Recently, another placebo-controlled trial was completed in North America and top-line results are expected to become available in the near future. In this study, 39 patients with acute attacks of HAE were administered either Rhucin® or placebo. In the open label follow-up phase of the trial, patients with acute attacks of HAE were eligible to receive treatments with the product. The site of attacks treated in HAE patients included laryngeal, facial, abdominal, urogenital and peripheral. In total, 55 acute attacks of HAE were treated. While the analysis of the placebo-controlled trial will be finalized soon, the results of the open-label treatments were positive and in line with earlier published data.
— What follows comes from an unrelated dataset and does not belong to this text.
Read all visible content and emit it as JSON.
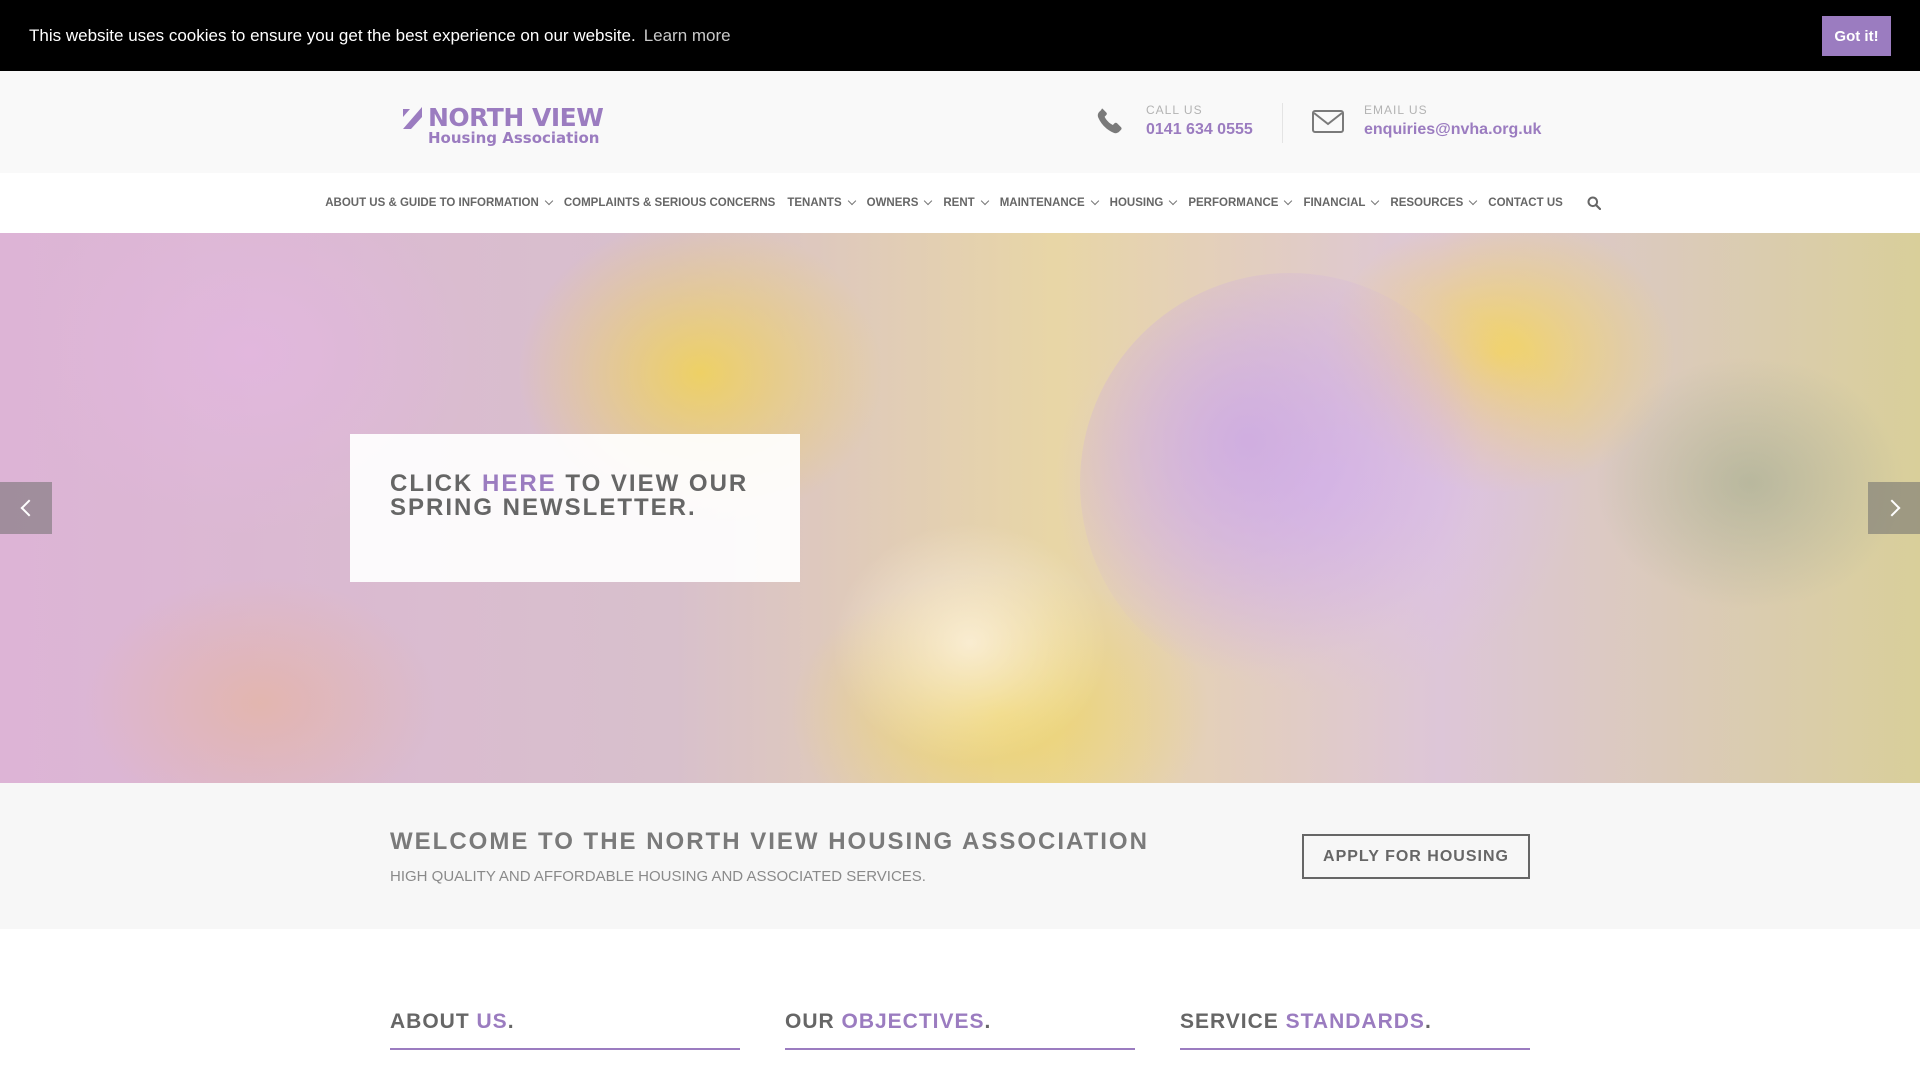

Conference Call Information

Pharming will discuss this opinion and the status of Rhucin® in a conference call for media and analysts at 17:30 CET today. An audiocast of the conference call will be available on Pharming's website shortly after the call. The dial-in number from the Netherlands is 045 631 6902. The dial-in number for outside the Netherlands is +44 207 153 2027. Name of the conference call is "Rhucin-update". Mr. Rein Strijker will be chairman of the conference call.

About Rhucin® and HAE

Rhucin® (recombinant human C1 esterase inhibitor) is a human protein developed through Pharming's proprietary technology where the human protein is expressed in milk of transgenic rabbits. Rhucin® is currently under development for treatment of patients with acute attacks of Hereditary Angioedema (HAE). HAE is a human genetic disorder caused by a shortage of C1 inhibitor activity and results in an overreaction of the immune system. The disease is characterized by acute attacks of painful and in some cases fatal swelling of several soft tissues (edema), which may last up to five days when untreated.

About Pharming Group NV

Pharming Group NV is developing innovative products for the treatment of genetic disorders, ageing diseases, specialty products for surgical indications, intermediates for various applications and nutritional products. Pharming has two products in late stage development - Rhucin® (recombinant human C1 inhibitor) for Hereditary Angioedema and human lactoferrin for use in food products. The advanced technologies of the Company include innovative platforms for the production of protein therapeutics, technology and processes for the purification and formulation of these products, as well as technologies in the field of tissue repair (via its collaboration with Novathera) and DNA repair (via DNage). Additional information is available on the Pharming website, and on

This press release contains forward looking statements that involve known and unknown risks, uncertainties and other factors, which may cause the actual results, performance or achievements of the Company to be materially different from the results, performance or achievements expressed or implied by these forward looking statements.